- The Washington Times - Friday, May 10, 2002

The Bush administration has begun looking beyond Yasser Arafat for the rise of a new generation of Palestinian leaders who are willing to build a state with a viable economy, disciplined police force and regular elections a nation capable of living side by side with Israel.
"It's not for the president to choose the Palestinian leadership who can get [reforms] done," White House spokesman Ari Fleischer said yesterday. "But the president is interested in seeing that there are Palestinian leaders, whoever they are, who will choose to get it done."
Senior U.S. officials say that Mr. Arafat an icon of the 35-year struggle by Palestinians for their own state is in some sense irreplaceable so long as he is alive. No U.S. official will publicly demand his ouster or exile.
But the Bush administration seems to be coming around to the Israeli view expressed by Prime Minister Ariel Sharon during his truncated visit to Washington this week that Mr. Arafat is incapable of delivering either peace to Israel or an accountable leadership to his people.
Despite reports of younger Palestinian officials urging Mr. Arafat to focus on reforms within his administration, few expect any internal challenge to his authority.
"The administration has turned the discussion away from Arafat and focused on the need for reforms," said Shibley Telhami, a Middle East scholar at the University of Maryland.
For any Palestinian to compete with Mr. Arafat would be "the kiss of death," he said.
Mr. Bush and Secretary of State Colin L. Powell are trying to sell their shift in focus to moderate Arab countries as well as the European Union.
Apart from discrediting Mr. Arafat, their policy includes two major thrusts: a need to reform the corrupt Palestinian Authority and to find new Palestinian leaders.
Mr. Bush first made his case after a meeting with Mr. Sharon at the White House on Tuesday.
"One of the things that we did talk about was how to put institutions in place so that a potential Palestinian state can be a peaceful neighbor with Israel," the president said.
Mr. Bush elaborated by saying they spoke of "reforms, such as making sure there's a single command security force that can be held accountable for arresting terrorists; reforms such as having an economic system that would help promote rule of law and defeat corruption; reform so that if there is ever a rebuilding campaign, which we have expressed an interest in doing, and the Europeans have, that the money is actually spent on the projects that we intend them to be spent on."
He added: "My heart breaks for the Palestinian moms and dads who wonder whether or not their children are going to be able to get a good education and whether or not there's going to be a job available for their children."

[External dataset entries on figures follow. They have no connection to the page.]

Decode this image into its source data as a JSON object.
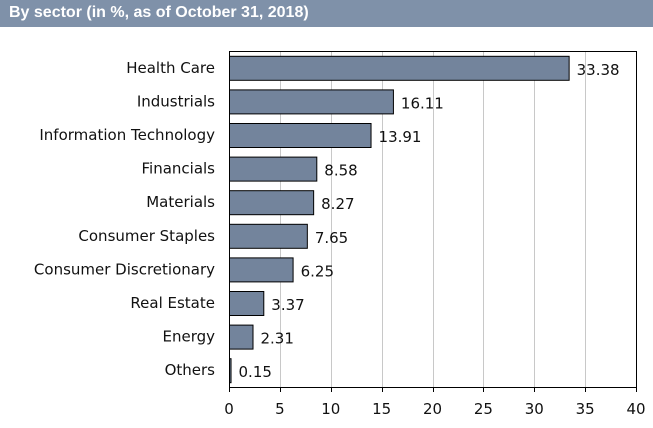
{
  "header": {
    "title": "By sector (in %, as of October 31, 2018)",
    "color": "#7f91a9"
  },
  "chart_data": {
    "type": "bar",
    "orientation": "horizontal",
    "title": "By sector (in %, as of October 31, 2018)",
    "xlabel": "",
    "ylabel": "",
    "categories": [
      "Health Care",
      "Industrials",
      "Information Technology",
      "Financials",
      "Materials",
      "Consumer Staples",
      "Consumer Discretionary",
      "Real Estate",
      "Energy",
      "Others"
    ],
    "values": [
      33.38,
      16.11,
      13.91,
      8.58,
      8.27,
      7.65,
      6.25,
      3.37,
      2.31,
      0.15
    ],
    "value_labels": [
      "33.38",
      "16.11",
      "13.91",
      "8.58",
      "8.27",
      "7.65",
      "6.25",
      "3.37",
      "2.31",
      "0.15"
    ],
    "xlim": [
      0,
      40
    ],
    "xticks": [
      0,
      5,
      10,
      15,
      20,
      25,
      30,
      35,
      40
    ],
    "xtick_labels": [
      "0",
      "5",
      "10",
      "15",
      "20",
      "25",
      "30",
      "35",
      "40"
    ],
    "grid": true,
    "legend": "none",
    "bar_color": "#73849c",
    "gridline_color": "#c8c8c8"
  }
}
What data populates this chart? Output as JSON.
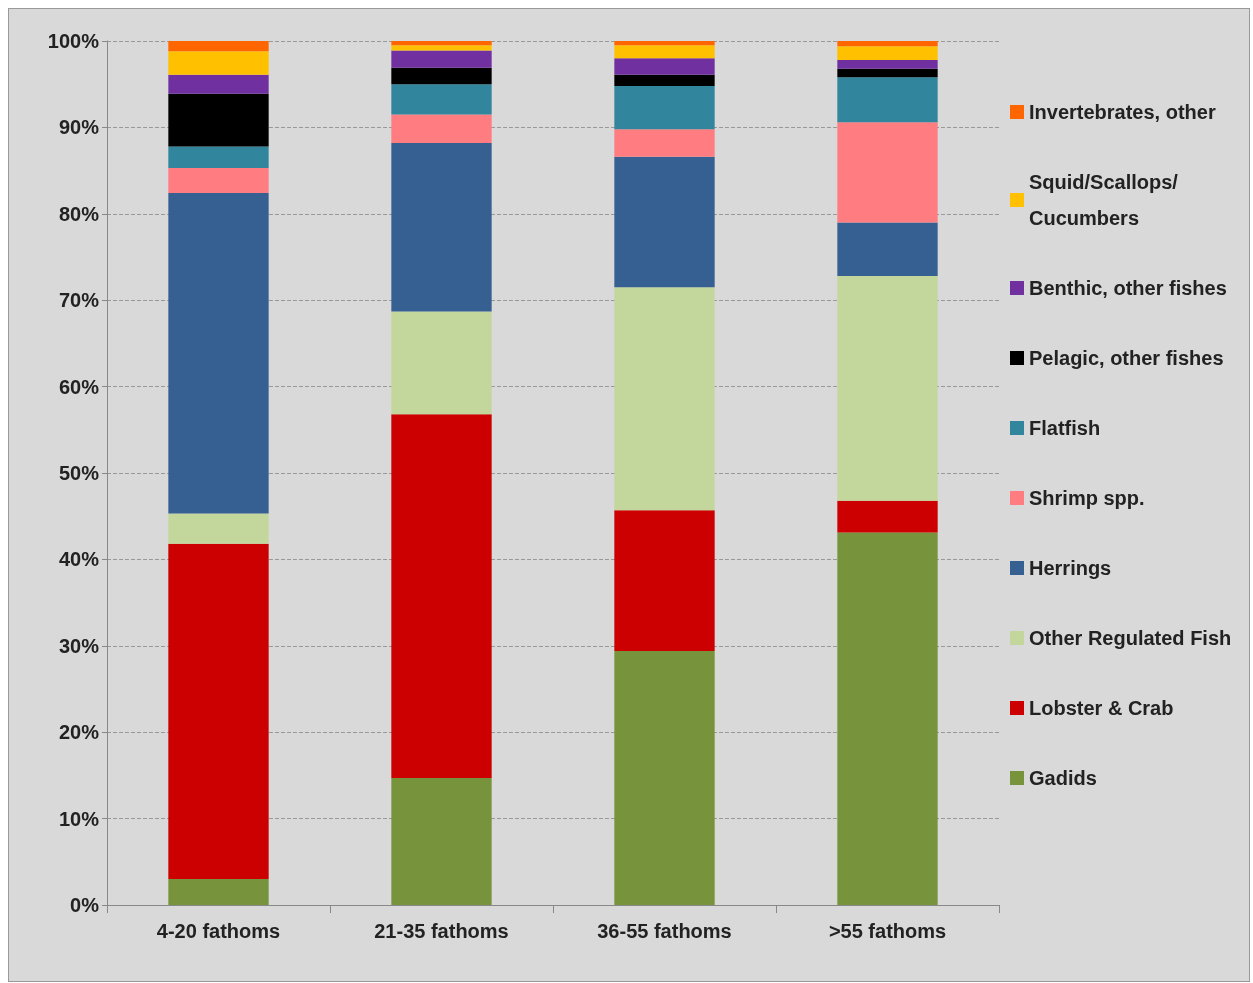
{
  "chart_data": {
    "type": "bar",
    "stacked": true,
    "categories": [
      "4-20 fathoms",
      "21-35 fathoms",
      "36-55 fathoms",
      ">55 fathoms"
    ],
    "series": [
      {
        "name": "Gadids",
        "color": "#77933c",
        "values": [
          3,
          14.7,
          29.4,
          43.1
        ]
      },
      {
        "name": "Lobster & Crab",
        "color": "#cc0000",
        "values": [
          38.8,
          42.1,
          16.3,
          3.7
        ]
      },
      {
        "name": "Other Regulated Fish",
        "color": "#c3d69b",
        "values": [
          3.5,
          11.9,
          25.8,
          26.0
        ]
      },
      {
        "name": "Herrings",
        "color": "#376092",
        "values": [
          37.1,
          19.5,
          15.1,
          6.2
        ]
      },
      {
        "name": "Shrimp spp.",
        "color": "#ff7c80",
        "values": [
          2.9,
          3.3,
          3.2,
          11.6
        ]
      },
      {
        "name": "Flatfish",
        "color": "#31859c",
        "values": [
          2.5,
          3.5,
          5.0,
          5.2
        ]
      },
      {
        "name": "Pelagic, other fishes",
        "color": "#000000",
        "values": [
          6.1,
          1.9,
          1.3,
          1.0
        ]
      },
      {
        "name": "Benthic, other fishes",
        "color": "#7030a0",
        "values": [
          2.2,
          2.0,
          1.9,
          1.0
        ]
      },
      {
        "name": "Squid/Scallops/ Cucumbers",
        "color": "#ffc000",
        "values": [
          2.7,
          0.6,
          1.5,
          1.6
        ]
      },
      {
        "name": "Invertebrates, other",
        "color": "#ff6600",
        "values": [
          1.2,
          0.5,
          0.5,
          0.6
        ]
      }
    ],
    "ylim": [
      0,
      100
    ],
    "yticks": [
      {
        "value": 0,
        "label": "0%"
      },
      {
        "value": 10,
        "label": "10%"
      },
      {
        "value": 20,
        "label": "20%"
      },
      {
        "value": 30,
        "label": "30%"
      },
      {
        "value": 40,
        "label": "40%"
      },
      {
        "value": 50,
        "label": "50%"
      },
      {
        "value": 60,
        "label": "60%"
      },
      {
        "value": 70,
        "label": "70%"
      },
      {
        "value": 80,
        "label": "80%"
      },
      {
        "value": 90,
        "label": "90%"
      },
      {
        "value": 100,
        "label": "100%"
      }
    ],
    "grid": "y",
    "legend": "right"
  }
}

The Egyptian ambassador to Washington, Nabil Fahmy, said Wednesday during a forum of five Arab envoys at The Washington Times that the United States should not try to replace Mr. Arafat and that the Arabs must deal with Mr. Sharon.
"It's a waste of time for either side to try to change the leadership of the other side," Mr. Fahmy said, noting that Mr. Arafat was chosen by the Palestinians as their leader.
Moderate Arab countries such as Egypt, Jordan and Saudi Arabia have long funded and backed Mr. Arafat and the Palestinian cause, which is popular throughout the Arab world.
But Arab leaders also see Mr. Arafat as a nagging cousin, dragging them back into conflicts with Israel and the United States they had thought were behind them.
Israelis also have called for the emergence of new Palestinian leaders.
"If you were the head of the Palestinian Authority, there would be peace. I trust you, not Arafat," said Minister of Justice Meir Sheetrit during an appearance with chief Palestinian negotiator Saeb Erekat on ABC's "Nightline."
But Mr. Bush yesterday denied a report in the Israeli press that he had told Mr. Sharon that he would not object to moving Mr. Arafat out of a position of power.
"No, it's not an accurate reflection of what went on in the Oval Office, as the secretary of state has made clear, who was in the meeting as well," he said.
Mr. Bush said yesterday that he was pleased that Mr. Arafat had spoken out, in Arabic, against terrorism after Tuesday's suicide bombing near Tel Aviv that killed 15 Israelis and injured 60.
"That's good. That's a positive development. Now it's up to Chairman Arafat to perform, to keep [suspected terrorists] in jail, arrest them and keep them in jail. In order for there to be peace, there must be we must rout out terror."